Тут, бесспорно, все исходит из возможности применить свой образ в различных ситуациях, так как "интеллектуал", думается, вроде не обременен сократовским убеждением "Мудрость есть добродетель", и в подобном положении дел можно рассчитывать на значимость как "выдающийся писатель, талантливый живописец, ученый с мировым именем", ну или, к примеру, хотя бы "квалифицированный специалист", что в том же прогнозируемом "постиндустриальном обществе" есть уже претензия на "элитарность".
Между тем, наверное, закономерность "Вакуум должен чем-то заполниться" есть неизбежность, и отсутствие противостоящей интеллигенции позволило за эти десятилетия проповедовать "честность и справедливость" тем, для кого якобы патетика "пожертвовать всем ради идеи" есть жизненное кредо, и тем, кто будто бы готов направить все свои силы на то, чтобы в стране конкретно работали законы, были независимы суды, действовал парламент и сформировалась устойчивая гражданская самоидентификация. Этих лиц, которые создавали "монитор" и отображали "реалии Азербайджана", по тем или иным причинам, в тех или иных интересах превращали (именно превращали) в новых "национальных героев" "узников совести" и "вестников истины".
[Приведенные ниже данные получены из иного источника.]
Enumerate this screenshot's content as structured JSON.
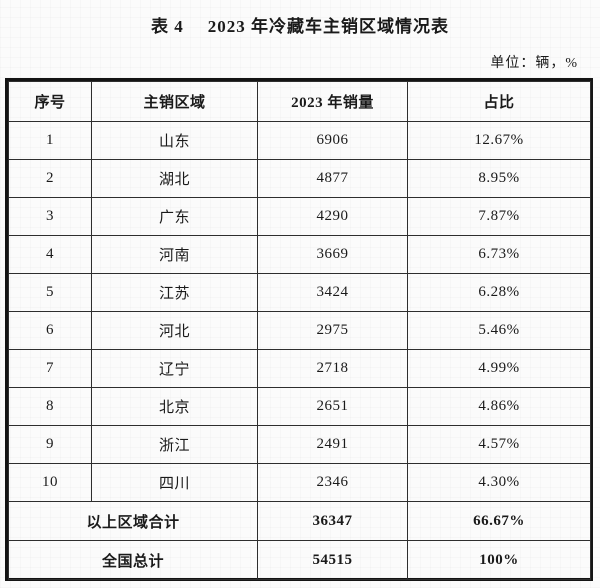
{
  "page": {
    "title_label": "表 4",
    "title_text": "2023 年冷藏车主销区域情况表",
    "unit_note": "单位：辆，%"
  },
  "table": {
    "columns": [
      "序号",
      "主销区域",
      "2023 年销量",
      "占比"
    ],
    "rows": [
      {
        "no": "1",
        "region": "山东",
        "sales": "6906",
        "share": "12.67%"
      },
      {
        "no": "2",
        "region": "湖北",
        "sales": "4877",
        "share": "8.95%"
      },
      {
        "no": "3",
        "region": "广东",
        "sales": "4290",
        "share": "7.87%"
      },
      {
        "no": "4",
        "region": "河南",
        "sales": "3669",
        "share": "6.73%"
      },
      {
        "no": "5",
        "region": "江苏",
        "sales": "3424",
        "share": "6.28%"
      },
      {
        "no": "6",
        "region": "河北",
        "sales": "2975",
        "share": "5.46%"
      },
      {
        "no": "7",
        "region": "辽宁",
        "sales": "2718",
        "share": "4.99%"
      },
      {
        "no": "8",
        "region": "北京",
        "sales": "2651",
        "share": "4.86%"
      },
      {
        "no": "9",
        "region": "浙江",
        "sales": "2491",
        "share": "4.57%"
      },
      {
        "no": "10",
        "region": "四川",
        "sales": "2346",
        "share": "4.30%"
      }
    ],
    "totals": [
      {
        "label": "以上区域合计",
        "sales": "36347",
        "share": "66.67%"
      },
      {
        "label": "全国总计",
        "sales": "54515",
        "share": "100%"
      }
    ]
  },
  "colors": {
    "text": "#1a1a1a",
    "border_outer": "#141414",
    "border_inner": "#2e2e2e",
    "background": "#fbfbfb"
  }
}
Во всех обществах в разные годы бывают события, которые характеризуются как ситуация, когда выражаясь эзоповским языком, "моськи получают возможность лаять на слона". Но, если нет "слона", то выходит и "моськи нет". Вот и получается, что живем, если несколько перефразировать русского баснописца, когда "и слон у нас в диковинку, и моська даже в представлениях не сильна".